A voz nasalada de Riqueza não deixava dúvidas a Fortuna sobre quem se tratava, muito embora ligassem sempre uma à outra sem identificação de número, para evitar catástrofes.

– Nada. Começou por ter um pequeno desmaio, o que me levou a crer que acabaria por ceder à pressão. Mas depois, simplesmente fez de conta que tinha sido apenas uma quebra de tensão. A sua amiga lá veio e tudo correu pelo melhor. Havias de ver o ar de alívio na cara dele.

– Ahahaha. Estupendo. Estávamos a dar-lhe uma saída airosa de mão beijada, mas se ele não aceita… Tanto melhor. A mim dá-me um jeitão, ter tempo para mim, os meus livros as minhas amigas… Tempo para estar sozinha e fazer uma série de coisas que ele nem desconfia. A menina sabe que agora fumo charros?

– Ai, sim!?

– Siiiimmm. É do melhor. Quando acompanhado de champanhe e um bom banho de espuma seguido de massagens. Oh! Nem queira saber.

– Hei-de experimentar que isso soa muito bem.

– Também vai lindamente com um par de sapatos novos, se quer que lhe diga, darling. Ahahaha!

– Como te compreendo, Ri. O que seria de mim sem as minhas pequenas diabruras lésbicas. Meu Deus, se ele sonhasse… Era capaz de ficar todo enciumado e até de nunca mais voltar. Além de bígamo, tornava-se hipócrita.

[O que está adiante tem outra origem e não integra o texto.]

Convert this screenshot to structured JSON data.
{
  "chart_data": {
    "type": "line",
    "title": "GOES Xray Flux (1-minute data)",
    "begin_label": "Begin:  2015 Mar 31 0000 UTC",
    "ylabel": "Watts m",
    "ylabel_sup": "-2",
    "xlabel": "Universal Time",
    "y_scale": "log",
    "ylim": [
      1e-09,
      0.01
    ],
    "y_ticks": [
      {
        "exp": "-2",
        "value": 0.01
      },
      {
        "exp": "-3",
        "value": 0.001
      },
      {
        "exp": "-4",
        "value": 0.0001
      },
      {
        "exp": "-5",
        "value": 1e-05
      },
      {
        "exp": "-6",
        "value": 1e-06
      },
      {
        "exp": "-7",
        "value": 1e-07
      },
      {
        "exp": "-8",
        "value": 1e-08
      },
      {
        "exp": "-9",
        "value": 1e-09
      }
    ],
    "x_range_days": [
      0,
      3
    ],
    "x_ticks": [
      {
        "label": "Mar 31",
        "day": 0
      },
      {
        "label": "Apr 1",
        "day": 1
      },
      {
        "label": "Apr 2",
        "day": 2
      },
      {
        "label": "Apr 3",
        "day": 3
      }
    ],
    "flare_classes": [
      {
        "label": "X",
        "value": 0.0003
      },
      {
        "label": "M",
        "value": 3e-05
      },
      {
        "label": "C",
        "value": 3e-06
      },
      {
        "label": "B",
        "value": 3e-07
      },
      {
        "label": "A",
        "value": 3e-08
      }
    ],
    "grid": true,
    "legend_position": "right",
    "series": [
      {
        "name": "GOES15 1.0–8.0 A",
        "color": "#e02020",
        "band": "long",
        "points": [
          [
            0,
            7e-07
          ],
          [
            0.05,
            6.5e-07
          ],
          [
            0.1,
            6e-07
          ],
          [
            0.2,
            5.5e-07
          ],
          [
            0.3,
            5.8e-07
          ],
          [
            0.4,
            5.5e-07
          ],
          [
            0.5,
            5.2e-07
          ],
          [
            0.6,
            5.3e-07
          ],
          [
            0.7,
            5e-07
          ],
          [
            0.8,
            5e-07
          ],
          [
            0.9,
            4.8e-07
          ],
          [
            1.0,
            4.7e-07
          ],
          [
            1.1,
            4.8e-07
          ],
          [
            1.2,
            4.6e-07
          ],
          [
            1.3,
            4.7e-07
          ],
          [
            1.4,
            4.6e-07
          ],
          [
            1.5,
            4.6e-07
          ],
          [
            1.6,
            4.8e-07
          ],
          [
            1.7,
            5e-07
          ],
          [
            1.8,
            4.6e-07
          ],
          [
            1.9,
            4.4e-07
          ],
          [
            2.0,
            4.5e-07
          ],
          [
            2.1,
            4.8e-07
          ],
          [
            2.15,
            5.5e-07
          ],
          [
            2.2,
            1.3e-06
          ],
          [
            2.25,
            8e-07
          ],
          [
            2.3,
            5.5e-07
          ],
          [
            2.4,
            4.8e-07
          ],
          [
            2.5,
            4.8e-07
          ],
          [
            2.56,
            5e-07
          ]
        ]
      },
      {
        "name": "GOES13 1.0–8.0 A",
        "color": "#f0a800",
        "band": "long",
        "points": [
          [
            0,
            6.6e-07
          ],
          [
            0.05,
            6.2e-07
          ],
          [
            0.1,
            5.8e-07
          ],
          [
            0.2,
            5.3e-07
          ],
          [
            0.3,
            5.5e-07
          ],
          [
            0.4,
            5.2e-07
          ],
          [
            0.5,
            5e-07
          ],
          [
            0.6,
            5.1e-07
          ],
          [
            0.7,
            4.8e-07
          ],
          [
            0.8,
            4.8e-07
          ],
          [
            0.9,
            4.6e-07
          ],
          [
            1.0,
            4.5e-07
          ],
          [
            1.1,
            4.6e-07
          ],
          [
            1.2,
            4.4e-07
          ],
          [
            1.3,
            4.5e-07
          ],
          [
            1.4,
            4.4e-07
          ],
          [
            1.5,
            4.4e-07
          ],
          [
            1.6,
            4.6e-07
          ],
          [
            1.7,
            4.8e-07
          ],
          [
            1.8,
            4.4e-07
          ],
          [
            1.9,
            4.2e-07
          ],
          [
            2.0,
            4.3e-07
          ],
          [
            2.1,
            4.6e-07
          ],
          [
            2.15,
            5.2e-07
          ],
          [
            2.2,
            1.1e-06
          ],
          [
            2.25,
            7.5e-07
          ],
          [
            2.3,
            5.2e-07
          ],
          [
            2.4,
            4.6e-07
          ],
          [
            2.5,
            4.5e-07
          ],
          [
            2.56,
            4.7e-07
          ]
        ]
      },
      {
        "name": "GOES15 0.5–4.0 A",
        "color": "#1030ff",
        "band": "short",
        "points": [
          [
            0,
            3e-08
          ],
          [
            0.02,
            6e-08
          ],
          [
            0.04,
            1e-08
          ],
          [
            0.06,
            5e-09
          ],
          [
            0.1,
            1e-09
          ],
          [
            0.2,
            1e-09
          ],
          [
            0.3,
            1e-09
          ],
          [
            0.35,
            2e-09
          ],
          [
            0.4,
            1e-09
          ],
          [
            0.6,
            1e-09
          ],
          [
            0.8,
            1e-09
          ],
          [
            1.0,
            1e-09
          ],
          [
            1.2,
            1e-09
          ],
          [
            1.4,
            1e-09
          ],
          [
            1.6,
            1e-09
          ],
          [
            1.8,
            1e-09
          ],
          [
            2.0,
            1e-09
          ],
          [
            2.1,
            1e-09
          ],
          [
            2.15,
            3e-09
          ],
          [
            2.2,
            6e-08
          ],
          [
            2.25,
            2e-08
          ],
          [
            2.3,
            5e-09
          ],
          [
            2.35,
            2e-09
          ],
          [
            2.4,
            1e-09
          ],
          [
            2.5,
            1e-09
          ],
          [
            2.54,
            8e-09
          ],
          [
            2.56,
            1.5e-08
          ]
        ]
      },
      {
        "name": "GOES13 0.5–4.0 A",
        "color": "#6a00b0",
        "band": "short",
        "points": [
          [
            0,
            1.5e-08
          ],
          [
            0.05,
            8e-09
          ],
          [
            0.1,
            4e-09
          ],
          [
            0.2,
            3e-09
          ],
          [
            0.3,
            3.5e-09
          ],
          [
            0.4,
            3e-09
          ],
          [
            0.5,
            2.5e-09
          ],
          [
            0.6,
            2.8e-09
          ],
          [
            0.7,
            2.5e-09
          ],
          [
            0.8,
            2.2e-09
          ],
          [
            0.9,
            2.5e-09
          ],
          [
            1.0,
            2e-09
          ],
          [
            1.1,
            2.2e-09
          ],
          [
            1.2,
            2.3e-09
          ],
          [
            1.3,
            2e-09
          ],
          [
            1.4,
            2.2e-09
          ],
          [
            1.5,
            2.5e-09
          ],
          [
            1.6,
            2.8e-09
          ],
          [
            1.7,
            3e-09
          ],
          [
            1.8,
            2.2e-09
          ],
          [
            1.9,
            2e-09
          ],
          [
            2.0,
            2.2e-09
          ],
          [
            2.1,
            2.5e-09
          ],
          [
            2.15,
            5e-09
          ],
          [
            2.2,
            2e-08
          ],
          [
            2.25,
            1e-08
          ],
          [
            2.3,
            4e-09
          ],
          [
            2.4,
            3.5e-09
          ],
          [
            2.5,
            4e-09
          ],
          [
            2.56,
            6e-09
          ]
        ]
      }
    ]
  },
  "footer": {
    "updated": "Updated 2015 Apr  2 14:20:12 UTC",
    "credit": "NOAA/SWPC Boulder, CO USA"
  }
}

– Seguramente. Era, de facto, o mais certo e isso nós não queremos, não é? Quer, então, dizer que no regresso a Lisboa ele não vai ter uma notícia bombástica para me contar? Nenhuma revelação escabrosa sobre o facto de nos ter a ambas como legítima e dedicada mulher?

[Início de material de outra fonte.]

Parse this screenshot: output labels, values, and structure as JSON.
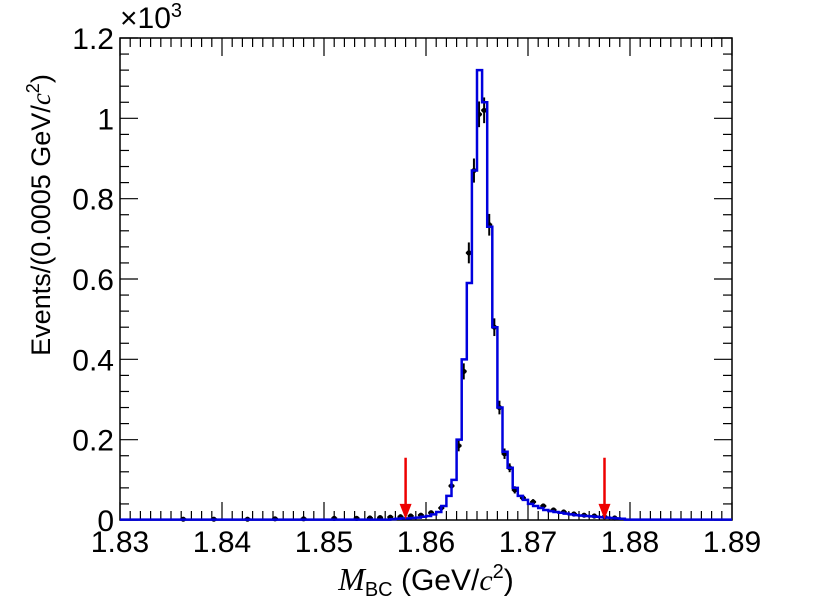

– Nada. Quando muito falar-te-á da copincidência de tre com hecido uma outra Riqueza, não vá o Diabo tecê-las, e ele tece-as com frequência, e acabar por se cruzar com ela. Por falar nisso, explicaste à Joana que sempre que o encontrar continuará a dizer que se chama Riqueza, certo?

– Certíssimo. Ela é ótima, não se preocupe a menina com isso. Não é à toa que é minha assistente. Discretíssima e inteligentíssima. Por falar em Joana, ela ficou encantada com a história da carne maturada, pelo que os planos de negócio delimitados por ela se mantêm, ok?

– Que bom, Ri. Estou tão entusiasmada com estar parceria. Já estava com a parceria amorosa, mas esta também é muito excitante.

– Um beijo, querida Fortuna! Agora, vou-me pôr estupenda para o nosso homem.

Moral da história:

Linha é ter sorte ou fazer fortuna. Bingo é ter ambas, mas isso parece que é matematicamente improvável. Por isso, desconfie.